Three different designs were employed: single-storey surface buildings, two-storey surface buildings, and two-storey semi-sunken buildings (as at Reading). In plan, however, they followed a broadly similar pattern. Essentially, as well as the plant rooms and water storage facilities, each had a central map room with control rooms, offices, and communications rooms surrounding it, along with ablutions, dormitories, and a canteen. The buildings provided protection for the staff within (approximately fifty people, including the commissioner, police and military liaison officers, telephonists, telex operators and secretaries, hospital and fire service liaison staff, and a science officer), as well as facilitating the collection and analysis of data and the dissemination of decisions for the organisation of the particular defence region. The importance of the map room is evident from its central position at the heart of the building; in the two-storey design, it occupied the full height of the building with overlooking control cabins on both the lower and upper floors.

Reading War Room was completed in 1953 and located on the wartime government estate at Whiteknights, where some pre-fabricated buildings from this earlier use still survive in the vicinity. It served as the war room for Home Defence Region 6, which broadly covered Dorset, Hampshire and the Isle of Wight, Berkshire, Oxfordshire, and Buckinghamshire.

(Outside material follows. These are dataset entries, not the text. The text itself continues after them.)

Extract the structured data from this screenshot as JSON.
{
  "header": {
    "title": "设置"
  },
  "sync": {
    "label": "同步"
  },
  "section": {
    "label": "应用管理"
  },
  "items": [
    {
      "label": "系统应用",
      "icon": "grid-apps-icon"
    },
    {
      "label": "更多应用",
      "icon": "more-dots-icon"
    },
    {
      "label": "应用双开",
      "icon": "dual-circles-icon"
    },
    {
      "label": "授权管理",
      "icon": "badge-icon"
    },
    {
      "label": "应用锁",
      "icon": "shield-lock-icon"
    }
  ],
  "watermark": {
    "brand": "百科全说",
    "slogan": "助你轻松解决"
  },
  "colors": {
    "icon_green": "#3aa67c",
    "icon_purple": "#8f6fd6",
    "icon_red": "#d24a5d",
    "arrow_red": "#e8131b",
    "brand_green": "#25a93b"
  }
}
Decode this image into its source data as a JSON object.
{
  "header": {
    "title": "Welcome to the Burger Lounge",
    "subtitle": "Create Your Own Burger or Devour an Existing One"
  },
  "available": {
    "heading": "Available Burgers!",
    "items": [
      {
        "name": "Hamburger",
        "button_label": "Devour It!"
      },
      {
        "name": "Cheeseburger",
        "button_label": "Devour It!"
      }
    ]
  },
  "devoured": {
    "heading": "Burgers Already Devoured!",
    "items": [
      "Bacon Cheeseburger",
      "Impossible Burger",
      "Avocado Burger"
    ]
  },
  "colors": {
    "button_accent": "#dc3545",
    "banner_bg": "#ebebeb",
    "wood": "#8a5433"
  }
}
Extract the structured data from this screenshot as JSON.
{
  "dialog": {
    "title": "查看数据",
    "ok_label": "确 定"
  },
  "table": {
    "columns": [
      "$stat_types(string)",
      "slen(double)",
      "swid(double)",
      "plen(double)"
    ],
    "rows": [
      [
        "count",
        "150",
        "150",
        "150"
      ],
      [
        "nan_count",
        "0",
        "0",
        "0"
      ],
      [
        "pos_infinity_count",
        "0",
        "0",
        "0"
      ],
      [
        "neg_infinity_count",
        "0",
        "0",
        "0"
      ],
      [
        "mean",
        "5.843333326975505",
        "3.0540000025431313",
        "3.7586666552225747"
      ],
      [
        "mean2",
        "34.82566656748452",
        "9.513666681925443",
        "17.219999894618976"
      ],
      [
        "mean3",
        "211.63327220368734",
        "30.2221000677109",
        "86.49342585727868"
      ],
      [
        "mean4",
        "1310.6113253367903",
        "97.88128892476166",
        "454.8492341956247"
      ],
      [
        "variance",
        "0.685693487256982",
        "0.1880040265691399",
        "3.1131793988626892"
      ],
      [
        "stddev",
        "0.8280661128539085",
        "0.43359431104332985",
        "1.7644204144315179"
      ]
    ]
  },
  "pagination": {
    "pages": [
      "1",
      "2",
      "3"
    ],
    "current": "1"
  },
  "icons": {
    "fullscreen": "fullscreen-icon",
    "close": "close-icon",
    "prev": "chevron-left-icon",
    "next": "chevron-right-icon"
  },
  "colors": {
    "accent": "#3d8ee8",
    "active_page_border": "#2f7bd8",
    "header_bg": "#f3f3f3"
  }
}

Reading and other regional war rooms were replaced in the early 1960s by Regional Seats of Government, which were better equipped to cope with the hydrogen bomb. The detonation of the Soviet hydrogen bomb in August 1963 acted as the catalyst for this change in strategy. Reading War Room thus became the communications centre for the Warren Row Regional Seat of Government near Henley-on-Thames, Oxfordshire. More recently it has been used by the University of Reading for document storage and by Plant Sciences.

The building is a remarkably intact early 1950s war room which has experienced very little alteration since construction. Its monumental and robust form expresses the threat posed by the atomic bomb, whilst its plan illustrates the needs and functions of regional government in that decade. It is one of only thirteen war rooms built nationally in the early 1950s—four of which have been demolished—and one of only four surviving examples in England built to the two-storey semi-sunken design.